The Global Footprint Network has a fun little cartoon that creates a virtual story as you answer the questions. They also emphasize the importance of buying local and sustainable foods, which has a huge impact on one's carbon footprinting, and an aspect which not many calculators go into detail over. In the end, when they show you your results, they don't just give you a number, they put it in perspective. You can imagine my surprise when I read that "if everyone lived like you (me), we'd need 3.8 Planet Earths to provide enough resources"! To support my current lifestyle it would take 16.7 global acres of the Earth's land, . . .what's scary is that we thought that we were pretty good about being sustainable! We have a lot of work to do! We aren't major meat eating jet-setters, but there are things around our house that are huge energy eaters and things that we can re-evaluate.

Has a neat little calculator as well, this one breaks down your footprint very clearly into transportation, housing, and shopping. It also compares your results with the average of others in the same economical status, an interesting little comparison. However my results were still alarmingly high, with a carbon footprint of 60 metric tons of CO2/year, equal to others in my income bracket, and much higher than the world average which they calculate as 10! Holy cow!

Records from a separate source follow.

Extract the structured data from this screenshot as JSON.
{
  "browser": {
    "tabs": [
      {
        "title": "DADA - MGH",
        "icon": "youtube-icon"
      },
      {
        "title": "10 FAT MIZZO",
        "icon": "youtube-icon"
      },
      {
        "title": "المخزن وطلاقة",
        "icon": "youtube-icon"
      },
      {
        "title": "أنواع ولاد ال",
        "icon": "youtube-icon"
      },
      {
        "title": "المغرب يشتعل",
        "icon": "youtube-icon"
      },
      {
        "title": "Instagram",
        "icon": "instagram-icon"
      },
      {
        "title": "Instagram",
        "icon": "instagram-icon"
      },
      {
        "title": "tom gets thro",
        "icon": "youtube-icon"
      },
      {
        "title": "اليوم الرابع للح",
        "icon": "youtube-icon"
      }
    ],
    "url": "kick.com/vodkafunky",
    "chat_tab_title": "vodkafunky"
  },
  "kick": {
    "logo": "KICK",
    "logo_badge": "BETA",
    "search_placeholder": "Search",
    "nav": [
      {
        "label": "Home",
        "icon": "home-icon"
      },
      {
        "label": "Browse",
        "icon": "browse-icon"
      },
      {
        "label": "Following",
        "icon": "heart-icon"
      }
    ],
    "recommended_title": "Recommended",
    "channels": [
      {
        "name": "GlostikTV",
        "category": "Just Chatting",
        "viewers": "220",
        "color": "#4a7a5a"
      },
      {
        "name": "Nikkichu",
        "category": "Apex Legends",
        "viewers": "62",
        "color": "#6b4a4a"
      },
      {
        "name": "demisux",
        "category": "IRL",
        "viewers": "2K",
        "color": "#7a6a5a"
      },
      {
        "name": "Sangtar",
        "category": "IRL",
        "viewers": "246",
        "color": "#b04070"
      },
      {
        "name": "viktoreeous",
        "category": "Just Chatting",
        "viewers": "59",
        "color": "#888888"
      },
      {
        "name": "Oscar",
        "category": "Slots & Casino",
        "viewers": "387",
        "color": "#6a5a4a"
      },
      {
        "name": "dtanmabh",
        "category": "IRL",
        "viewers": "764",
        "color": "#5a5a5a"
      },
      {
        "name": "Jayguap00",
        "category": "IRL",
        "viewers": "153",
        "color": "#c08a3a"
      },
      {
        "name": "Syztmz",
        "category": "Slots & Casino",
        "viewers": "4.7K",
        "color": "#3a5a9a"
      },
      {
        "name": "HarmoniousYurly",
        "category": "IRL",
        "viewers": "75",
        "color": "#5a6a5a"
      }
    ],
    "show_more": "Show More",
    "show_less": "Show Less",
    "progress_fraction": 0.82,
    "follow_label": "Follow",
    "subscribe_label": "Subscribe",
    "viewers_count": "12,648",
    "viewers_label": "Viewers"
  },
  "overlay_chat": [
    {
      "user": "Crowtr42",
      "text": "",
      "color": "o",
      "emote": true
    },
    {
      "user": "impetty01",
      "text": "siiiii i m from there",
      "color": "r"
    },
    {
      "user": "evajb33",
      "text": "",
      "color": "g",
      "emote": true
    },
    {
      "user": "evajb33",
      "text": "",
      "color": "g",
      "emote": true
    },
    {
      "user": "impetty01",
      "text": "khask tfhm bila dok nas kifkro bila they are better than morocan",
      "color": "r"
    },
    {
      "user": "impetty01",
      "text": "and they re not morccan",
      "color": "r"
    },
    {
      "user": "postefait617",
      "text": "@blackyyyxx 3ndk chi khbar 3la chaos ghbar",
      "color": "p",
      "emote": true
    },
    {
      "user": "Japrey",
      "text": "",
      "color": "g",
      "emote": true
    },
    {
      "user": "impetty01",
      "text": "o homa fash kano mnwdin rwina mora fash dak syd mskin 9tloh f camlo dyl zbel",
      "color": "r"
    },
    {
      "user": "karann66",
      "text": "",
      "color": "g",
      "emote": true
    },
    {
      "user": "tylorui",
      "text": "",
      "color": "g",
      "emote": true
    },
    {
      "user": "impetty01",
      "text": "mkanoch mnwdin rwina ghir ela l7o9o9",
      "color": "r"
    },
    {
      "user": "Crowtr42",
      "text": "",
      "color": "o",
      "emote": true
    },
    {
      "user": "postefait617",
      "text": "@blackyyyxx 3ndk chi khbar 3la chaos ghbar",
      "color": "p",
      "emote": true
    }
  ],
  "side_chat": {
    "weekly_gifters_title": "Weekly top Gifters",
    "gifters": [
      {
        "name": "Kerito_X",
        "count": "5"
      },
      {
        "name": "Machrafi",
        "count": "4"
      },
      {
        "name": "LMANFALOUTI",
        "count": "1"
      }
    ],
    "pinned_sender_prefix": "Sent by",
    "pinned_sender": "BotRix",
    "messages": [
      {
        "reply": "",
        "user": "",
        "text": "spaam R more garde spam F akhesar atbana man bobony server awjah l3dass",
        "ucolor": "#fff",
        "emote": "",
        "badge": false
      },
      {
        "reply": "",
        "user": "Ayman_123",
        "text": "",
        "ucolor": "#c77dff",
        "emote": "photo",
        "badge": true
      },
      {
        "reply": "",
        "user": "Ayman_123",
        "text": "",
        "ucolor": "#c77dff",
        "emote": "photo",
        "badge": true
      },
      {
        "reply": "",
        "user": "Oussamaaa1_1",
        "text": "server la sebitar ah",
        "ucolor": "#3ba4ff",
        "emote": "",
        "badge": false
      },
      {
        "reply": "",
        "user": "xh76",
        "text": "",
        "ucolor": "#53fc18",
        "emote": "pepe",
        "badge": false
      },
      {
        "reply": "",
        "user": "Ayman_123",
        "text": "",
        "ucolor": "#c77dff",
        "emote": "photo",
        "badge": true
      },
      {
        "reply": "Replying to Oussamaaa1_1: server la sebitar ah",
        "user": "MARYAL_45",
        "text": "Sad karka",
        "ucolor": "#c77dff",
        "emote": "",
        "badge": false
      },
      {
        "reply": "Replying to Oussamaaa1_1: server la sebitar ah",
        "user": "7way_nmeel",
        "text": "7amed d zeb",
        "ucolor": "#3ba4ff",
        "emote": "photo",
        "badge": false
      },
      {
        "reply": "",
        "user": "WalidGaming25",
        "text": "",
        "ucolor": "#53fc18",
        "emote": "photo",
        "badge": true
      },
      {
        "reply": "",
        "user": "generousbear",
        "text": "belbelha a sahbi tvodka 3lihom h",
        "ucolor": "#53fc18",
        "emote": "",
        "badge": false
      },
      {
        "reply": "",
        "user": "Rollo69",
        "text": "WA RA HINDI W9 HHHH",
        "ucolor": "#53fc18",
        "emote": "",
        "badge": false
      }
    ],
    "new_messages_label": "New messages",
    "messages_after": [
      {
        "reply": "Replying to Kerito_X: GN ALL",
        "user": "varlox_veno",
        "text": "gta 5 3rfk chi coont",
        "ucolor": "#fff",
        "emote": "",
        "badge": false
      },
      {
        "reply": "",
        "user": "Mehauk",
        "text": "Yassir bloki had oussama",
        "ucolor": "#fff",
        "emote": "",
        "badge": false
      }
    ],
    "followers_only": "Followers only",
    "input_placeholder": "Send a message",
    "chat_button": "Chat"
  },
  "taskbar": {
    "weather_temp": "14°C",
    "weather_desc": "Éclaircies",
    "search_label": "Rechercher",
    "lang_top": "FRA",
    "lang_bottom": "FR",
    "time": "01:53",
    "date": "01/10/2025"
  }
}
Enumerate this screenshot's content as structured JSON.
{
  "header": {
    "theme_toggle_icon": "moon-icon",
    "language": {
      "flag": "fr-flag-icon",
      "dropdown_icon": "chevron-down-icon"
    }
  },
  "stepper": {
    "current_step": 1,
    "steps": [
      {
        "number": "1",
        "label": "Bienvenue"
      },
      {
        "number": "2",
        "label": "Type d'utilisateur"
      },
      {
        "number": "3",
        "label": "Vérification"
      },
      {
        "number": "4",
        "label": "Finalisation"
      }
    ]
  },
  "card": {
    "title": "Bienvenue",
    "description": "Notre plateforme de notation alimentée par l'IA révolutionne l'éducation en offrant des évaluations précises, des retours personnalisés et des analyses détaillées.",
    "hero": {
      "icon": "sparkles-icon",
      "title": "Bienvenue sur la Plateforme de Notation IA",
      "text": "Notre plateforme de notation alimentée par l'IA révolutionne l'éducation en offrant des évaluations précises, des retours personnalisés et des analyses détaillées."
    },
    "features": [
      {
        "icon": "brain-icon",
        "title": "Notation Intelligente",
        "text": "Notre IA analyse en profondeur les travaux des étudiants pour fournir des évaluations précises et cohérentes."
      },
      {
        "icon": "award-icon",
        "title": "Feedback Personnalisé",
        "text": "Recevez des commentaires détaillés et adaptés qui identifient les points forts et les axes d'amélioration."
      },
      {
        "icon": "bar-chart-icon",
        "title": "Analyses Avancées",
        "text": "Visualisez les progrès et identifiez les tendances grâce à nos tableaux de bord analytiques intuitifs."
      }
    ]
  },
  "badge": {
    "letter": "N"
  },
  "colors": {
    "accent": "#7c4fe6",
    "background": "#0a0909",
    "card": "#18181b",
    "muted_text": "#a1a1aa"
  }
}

Last, the Nature Conservatory, has a simple calculator that also compares your results to a national average and a world average. The quiz is more detailed than others and even asks questions about steps that you taken to conserve which I liked because I felt that it took some of the considerations we've already made towards a greener living into count. As you answer the questions, you can actually see the calculator subtracting C02 figures. With this calculator our results ended up being 41 tons of C02 against a national average of 80 and a world average of 17. Slightly better, but still alarmingly high.

This little experiment has really opened my eyes. Gary and I are conscious about our impact, but apparently not enough. We both want to do what we can to contribute to a sustainable future for us, our daughter, her children and so on and so forth. For now, we have decided to try and make the following changes and see how this will change our carbon footprint, . . .

1. Get our hot tub better insulated. A biggy! Twehe reason we got solar panels is because our hot tub uses tons of electricity, however, our bills are still higher than we want them. We got the solar panels hoping we would balance it at 0 and we are a far cry from that.

2. Change ALL of our light bulbs--we've changed many, but now we will change them all.

3. By locally--period! This will be the hard one. We've given ourselves each one luxery item, for Gary, it'll have to be Marmite, his staple from home, for me, I'm not quite sure yet. We by most produce from local farmers, but now we want to extend that to all corners of our pantry.

So that's what we are starting with. Admittedly, the task of eating only local goods is a bit daunting to me. I was at the grocery store today and when I went to reach for the bag of bagels I thought to myself, "well shit! I don't know where the flour comes from or anything else in that bagel for that matter!" Next I looked at the organic chicken I usually buy and found out it had been shipped from Colorado! So I guess this is where the research begins! Let's see what happens!